Ice fishing season is right around the corner



 It is the dawn of another ice fishing season. Soon our small lakes and rivers will be frozen over followed by Lake Winnipeg and Lake Manitoba. I have to say this year I am looking forward to catching perch more than any other species. Don’t get me wrong, I will be chasing a wide variety of  species but last year got into some really nice big perch, quite a few in the 13 to 15 inch range. Catching those fish is fun, and somewhat of an art form in itself.  Matching your ice fishing equipment to the size of the fish only increases the challenge and fun!
 One of the most fascinating additions to the equipment list is the use of single action reels on ice rods, basically a fly reel on short light action rod. There are a number of new models on the market that will cover all species of fish but the Ice Spooler designed by ice fishing expert Dave Genz has a longer handle and larger base than traditional fly reels. This allows anglers, when fishing in cold weather, better options to grip the handle. The real reason that these single action reels came on the market is to clean up the presentation of a light jig.  These units allow an angler to spool line straight on, thus preventing line twist. With no line twist the jig will not spin in the water column, a real bonus when trying to trigger fish to bite.
Dale with home made rod crafted from a hockey stick
I have spent the last week rigging up some small fly reels matched with longer, very sensitive ice rods. In order to cut down line spooling I took a tip from an article I read recently and added some foam backing on the inner spool. To this I put on Dacron backing then tied  line to line with some 2 and 4 pound Trilene ice line. Try and stretch the first twenty metres or so by tying to a tree or pole and pulling on it slowly.  It might be a little difficult right now around here depending on the snowdrifts you have to go through! (I tied it to a pole in my basement and it was a lot warmer.)

Which brings me to the picture on the right. Here is Dale holding a lake trout from Clearwater Lake at the Pas caught using a tube jig on the end of a  line spooled on a custom made ice fishing rod crafted from a hockey stick. Dale caught the most trout of anyone on this trip and I figured out why when I talked to him  at length. When you watch his tube jig in the water, there is absolutely no spin to the lure. This is the key to putting more fish on the ice!

IN LINE SWIVELS
Other options designed to prevent line twist, are the use a small in-line swivels a metre above your lure.

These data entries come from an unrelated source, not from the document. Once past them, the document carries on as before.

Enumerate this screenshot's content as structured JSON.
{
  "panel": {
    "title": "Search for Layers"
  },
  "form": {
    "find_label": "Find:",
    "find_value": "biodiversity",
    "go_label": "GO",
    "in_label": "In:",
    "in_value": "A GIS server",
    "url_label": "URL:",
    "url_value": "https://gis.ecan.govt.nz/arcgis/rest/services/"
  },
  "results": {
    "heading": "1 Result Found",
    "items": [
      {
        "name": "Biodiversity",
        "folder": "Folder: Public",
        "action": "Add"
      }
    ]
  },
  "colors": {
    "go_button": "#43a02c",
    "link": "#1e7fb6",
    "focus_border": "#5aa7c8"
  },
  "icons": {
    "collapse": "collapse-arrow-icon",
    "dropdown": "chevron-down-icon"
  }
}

I prefer using a fluorocarbon lead for that one metre of line and Nanofil on the rest of my spool when using spinning gear. Made by Berkley, this line does not twist and is extremely supple, even in the coldest of weather. Also made by Berkley is a beauty of an ice reel, the Abu Garcia Orra SX 10. This is an incredibly smooth machine in even the coldest weather because of the Carbon Matrix drag system. I have been using Abu Garcia since I started in the industry 30 years ago and I would have to say this is the best spinning reel they have ever made.
TUNGSTEN JIGS- there are numerous jigs now on the market made of Tungsten.  Nearly twice as dense as lead- these jigs get down to the bottom in a hurry, making them ideal for ice fishing, especially in deeper water. Another bonus is that you can use them in our National Parks.  Ranked near the top of all tungsten ice fishing jigs is the G-HOPPER from Bentley fishing. It is molded in the shape of an ice cube and has a “Swarvoski” crystal on the top of its head. This crystal provides a unique flash as it drops weight forward to the bottom. The square shape also allows the jig to rest on the bottom with the hook up. If you want to check out some unique ice fishing products that have been designed in Russia and used in the world ice fishing championships check out www.bentleyfishing.com


One final mention in the jig category is broadened application of natural materials, such as fur, in tying tungsten ice fishing jigs. Similar to many of the flies that I use on the end of my fly line, these naturally pulsating presentations are a great addition through the ice for perch, stocked trout, crappies and whitefish!